Embora não haja um consenso entre os historiadores sobre a condição da Catalunha como um Estado independente em algum momento da história, é de conhecimento geral que, antes de 1714, ano que marcou o final da Guerra da Sucessão Espanhola, a região gozava de uma autonomia muito grande, em vários níveis, em relação ao governo espanhol, que acabou sendo perdida com a confirmação de Filipe V como rei. Mais tarde, já no século XIX, os catalães passam a experimentar um forte sentimento nacionalista, marcado por uma língua própria, cultura própria e pelo desenvolvimento industrial, que faria da região um motor econômico da Espanha.
Nos anos 1930, a Catalunha conquista novamente uma autonomia política que é logo suprimida pela subida ao poder do general Francisco Franco, responsável por uma ditadura que duraria quatro décadas, com todo o poder concentrado em Madri.
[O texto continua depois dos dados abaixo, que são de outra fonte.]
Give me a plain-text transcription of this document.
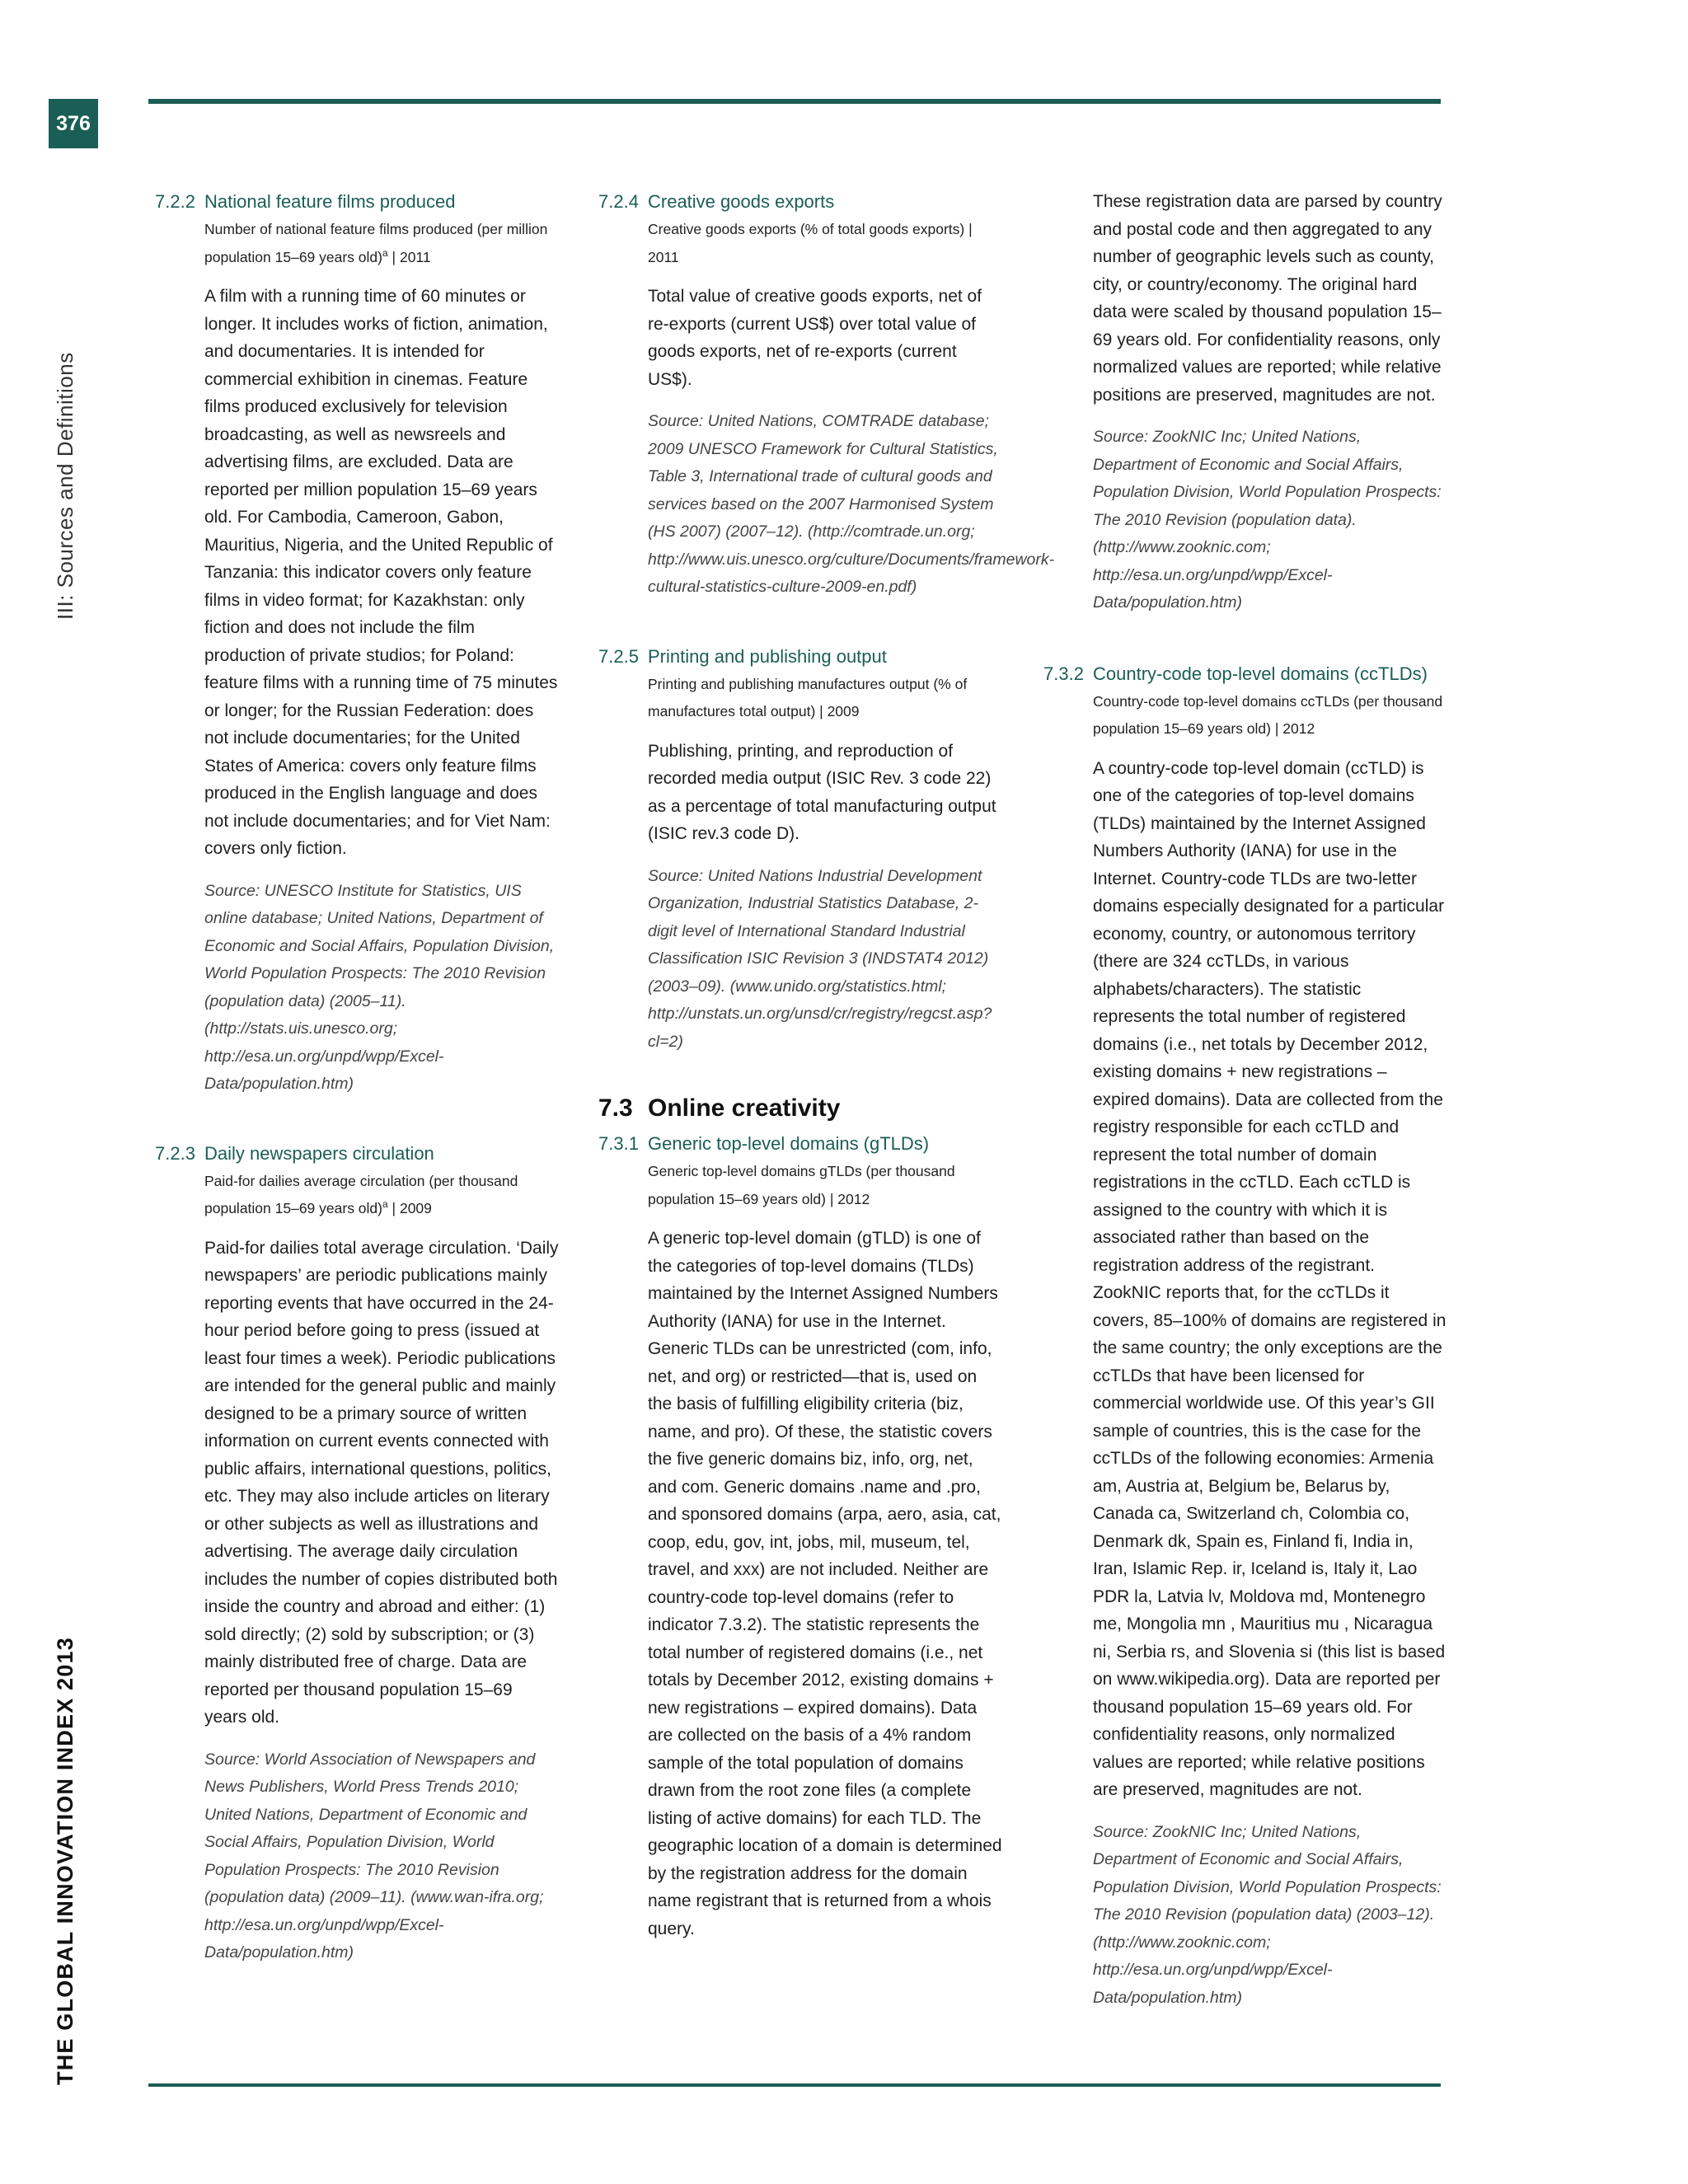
376
III: Sources and Definitions
THE GLOBAL INNOVATION INDEX 2013
7.2.2 National feature films produced
Number of national feature films produced (per million population 15–69 years old)$^a$ | 2011
A film with a running time of 60 minutes or longer. It includes works of fiction, animation, and documentaries. It is intended for commercial exhibition in cinemas. Feature films produced exclusively for television broadcasting, as well as newsreels and advertising films, are excluded. Data are reported per million population 15–69 years old. For Cambodia, Cameroon, Gabon, Mauritius, Nigeria, and the United Republic of Tanzania: this indicator covers only feature films in video format; for Kazakhstan: only fiction and does not include the film production of private studios; for Poland: feature films with a running time of 75 minutes or longer; for the Russian Federation: does not include documentaries; for the United States of America: covers only feature films produced in the English language and does not include documentaries; and for Viet Nam: covers only fiction.
Source: UNESCO Institute for Statistics, UIS online database; United Nations, Department of Economic and Social Affairs, Population Division, World Population Prospects: The 2010 Revision (population data) (2005–11). (http://stats.uis.unesco.org; http://esa.un.org/unpd/wpp/Excel-Data/population.htm)
7.2.3 Daily newspapers circulation
Paid-for dailies average circulation (per thousand population 15–69 years old)$^a$ | 2009
Paid-for dailies total average circulation. ‘Daily newspapers’ are periodic publications mainly reporting events that have occurred in the 24-hour period before going to press (issued at least four times a week). Periodic publications are intended for the general public and mainly designed to be a primary source of written information on current events connected with public affairs, international questions, politics, etc. They may also include articles on literary or other subjects as well as illustrations and advertising. The average daily circulation includes the number of copies distributed both inside the country and abroad and either: (1) sold directly; (2) sold by subscription; or (3) mainly distributed free of charge. Data are reported per thousand population 15–69 years old.
Source: World Association of Newspapers and News Publishers, World Press Trends 2010; United Nations, Department of Economic and Social Affairs, Population Division, World Population Prospects: The 2010 Revision (population data) (2009–11). (www.wan-ifra.org; http://esa.un.org/unpd/wpp/Excel-Data/population.htm)
7.2.4 Creative goods exports
Creative goods exports (% of total goods exports) | 2011
Total value of creative goods exports, net of re-exports (current US$) over total value of goods exports, net of re-exports (current US$).
Source: United Nations, COMTRADE database; 2009 UNESCO Framework for Cultural Statistics, Table 3, International trade of cultural goods and services based on the 2007 Harmonised System (HS 2007) (2007–12). (http://comtrade.un.org; http://www.uis.unesco.org/culture/Documents/framework-cultural-statistics-culture-2009-en.pdf)
7.2.5 Printing and publishing output
Printing and publishing manufactures output (% of manufactures total output) | 2009
Publishing, printing, and reproduction of recorded media output (ISIC Rev. 3 code 22) as a percentage of total manufacturing output (ISIC rev.3 code D).
Source: United Nations Industrial Development Organization, Industrial Statistics Database, 2-digit level of International Standard Industrial Classification ISIC Revision 3 (INDSTAT4 2012) (2003–09). (www.unido.org/statistics.html; http://unstats.un.org/unsd/cr/registry/regcst.asp?cl=2)
7.3 Online creativity
7.3.1 Generic top-level domains (gTLDs)
Generic top-level domains gTLDs (per thousand population 15–69 years old) | 2012
A generic top-level domain (gTLD) is one of the categories of top-level domains (TLDs) maintained by the Internet Assigned Numbers Authority (IANA) for use in the Internet. Generic TLDs can be unrestricted (com, info, net, and org) or restricted—that is, used on the basis of fulfilling eligibility criteria (biz, name, and pro). Of these, the statistic covers the five generic domains biz, info, org, net, and com. Generic domains .name and .pro, and sponsored domains (arpa, aero, asia, cat, coop, edu, gov, int, jobs, mil, museum, tel, travel, and xxx) are not included. Neither are country-code top-level domains (refer to indicator 7.3.2). The statistic represents the total number of registered domains (i.e., net totals by December 2012, existing domains + new registrations – expired domains). Data are collected on the basis of a 4% random sample of the total population of domains drawn from the root zone files (a complete listing of active domains) for each TLD. The geographic location of a domain is determined by the registration address for the domain name registrant that is returned from a whois query.
These registration data are parsed by country and postal code and then aggregated to any number of geographic levels such as county, city, or country/economy. The original hard data were scaled by thousand population 15–69 years old. For confidentiality reasons, only normalized values are reported; while relative positions are preserved, magnitudes are not.
Source: ZookNIC Inc; United Nations, Department of Economic and Social Affairs, Population Division, World Population Prospects: The 2010 Revision (population data). (http://www.zooknic.com; http://esa.un.org/unpd/wpp/Excel-Data/population.htm)
7.3.2 Country-code top-level domains (ccTLDs)
Country-code top-level domains ccTLDs (per thousand population 15–69 years old) | 2012
A country-code top-level domain (ccTLD) is one of the categories of top-level domains (TLDs) maintained by the Internet Assigned Numbers Authority (IANA) for use in the Internet. Country-code TLDs are two-letter domains especially designated for a particular economy, country, or autonomous territory (there are 324 ccTLDs, in various alphabets/characters). The statistic represents the total number of registered domains (i.e., net totals by December 2012, existing domains + new registrations – expired domains). Data are collected from the registry responsible for each ccTLD and represent the total number of domain registrations in the ccTLD. Each ccTLD is assigned to the country with which it is associated rather than based on the registration address of the registrant. ZookNIC reports that, for the ccTLDs it covers, 85–100% of domains are registered in the same country; the only exceptions are the ccTLDs that have been licensed for commercial worldwide use. Of this year’s GII sample of countries, this is the case for the ccTLDs of the following economies: Armenia am, Austria at, Belgium be, Belarus by, Canada ca, Switzerland ch, Colombia co, Denmark dk, Spain es, Finland fi, India in, Iran, Islamic Rep. ir, Iceland is, Italy it, Lao PDR la, Latvia lv, Moldova md, Montenegro me, Mongolia mn , Mauritius mu , Nicaragua ni, Serbia rs, and Slovenia si (this list is based on www.wikipedia.org). Data are reported per thousand population 15–69 years old. For confidentiality reasons, only normalized values are reported; while relative positions are preserved, magnitudes are not.
Source: ZookNIC Inc; United Nations, Department of Economic and Social Affairs, Population Division, World Population Prospects: The 2010 Revision (population data) (2003–12). (http://www.zooknic.com; http://esa.un.org/unpd/wpp/Excel-Data/population.htm)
A democratização do país, nos anos 1970, devolveu a autonomia à região, mas a reivindicação independentista não foi muito expressiva, até 2006, quando as autoridades catalãs adotaram um novo estatuto para a comunidade, definindo a Catalunha como nação. De lá pra cá, o desejo de separação ganhou força principalmente após a crise econômica que atingiu a Espanha, gerando ainda mais revolta entre os catalães por conta do déficit orçamentário, estimado em 16 bilhões de euros.
E o Sul com isso?
Motivados pelo referendo catalão, representantes do movimento O Sul é o Meu País marcaram para o próximo final de semana a realização de uma consulta popular sobre a possível emancipação dos três estados da região do resto do Brasil, com o objetivo de criar uma nova pátria, formada por Paraná, Santa Catarina e Rio Grande do Sul.
De acordo com seus organizadores, a medida tem caráter pacífico e democrático, embora não tenha valor legal, já que não tem aprovação do Congresso Nacional. Ao contrário do que muitos afirmam, segundo Celso Deucher, um dos fundadores do movimento, a história emancipatória do Sul do Brasil teria tido início muito antes do que se imagina, muito antes até da consolidação das atuais fronteiras do país. Para ele, a reivindicação de hoje dos sulistas seria uma espécie de nova versão de uma luta inaugurada em meados do século XVI, no Guaíra, e fortalecida mais tarde nas revoluções Farroupilha e Federalista.
Ao contrário da Catalunha, os sulistas brasileiros se afirmam, culturalmente, numa diversidade que, segundo eles, seria característica da região, onde, se não fosse o Estado brasileiro, poderiam falar fluentemente o guarani e seus dialetos, o espanhol, o italiano, o polonês, o alemão e o japonês, além do próprio português.
"Um povo unido pela sua diversidade étnica e cultural. Por isso nosso orgulho de lutarmos juntos moldando nossa unidade pela nossa diversidade", diz Deucher, descrevendo os ativistas do Sul como "herdeiros de uma tradição de resistência a opressão do poder central, hoje encastelado em Brasília".
"Nada a ver O Sul é Meu País com a Catalunha, lá eles falam outra língua"
— El (@novosomsalvador) 3 de outubro de 2017
Aqui também. O Brasil fala português e o separatista fala merda.
Se não há uma unidade cultural ou linguística envolvida no desejo de emancipação, o que mais motiva os militantes do O Sul é o Meu País?
Em recente entrevista, Celso Deucher utilizou o argumento econômico, fiscal, o mesmo que desencadeou a atual insatisfação popular na Catalunha, para justificar a separação dos estados do Paraná, Santa Catarina e Rio Grande do Sul. De acordo com ele, sob a liderança de Brasília, a região sofre com o preconceito fiscal e a perda de recursos, sendo relegada a um nível de quase "inexistência" no país, apesar dos seus quase 30 milhões de habitantes e de sua renda per capita maior.
Em resumo, a lógica sulista de emancipação é a de que uma região que, ao contrário da Catalunha, não possui uma unidade cultural e linguística nem experimentou autonomias políticas e administrativas oficialmente reconhecidas pelo Estado brasileiro tem o direito de cogitar a independência com base em um sentimento de discriminação fiscal e na ideia de que suas diversidades culturais formariam uma unidade que afastaria significativamente o Sul do resto do Brasil.
Os caras d'O Sul É O Meu País fazem uma """""""votação""""""", mas se você quer votar "não", eles nem querem que você vote.
— 🎧 Doutor Renato (@tatato) 4 de outubro de 2017
Tenha a ver ou não com a situação da Catalunha, o movimento de emancipação do Sul do Brasil realizará o seu plebiscito no próximo sábado, 7, das 8h às 20h, em diferentes cidades dos três estados. Os locais de votação podem ser conferidos no endereço plebisul.sullivre.org.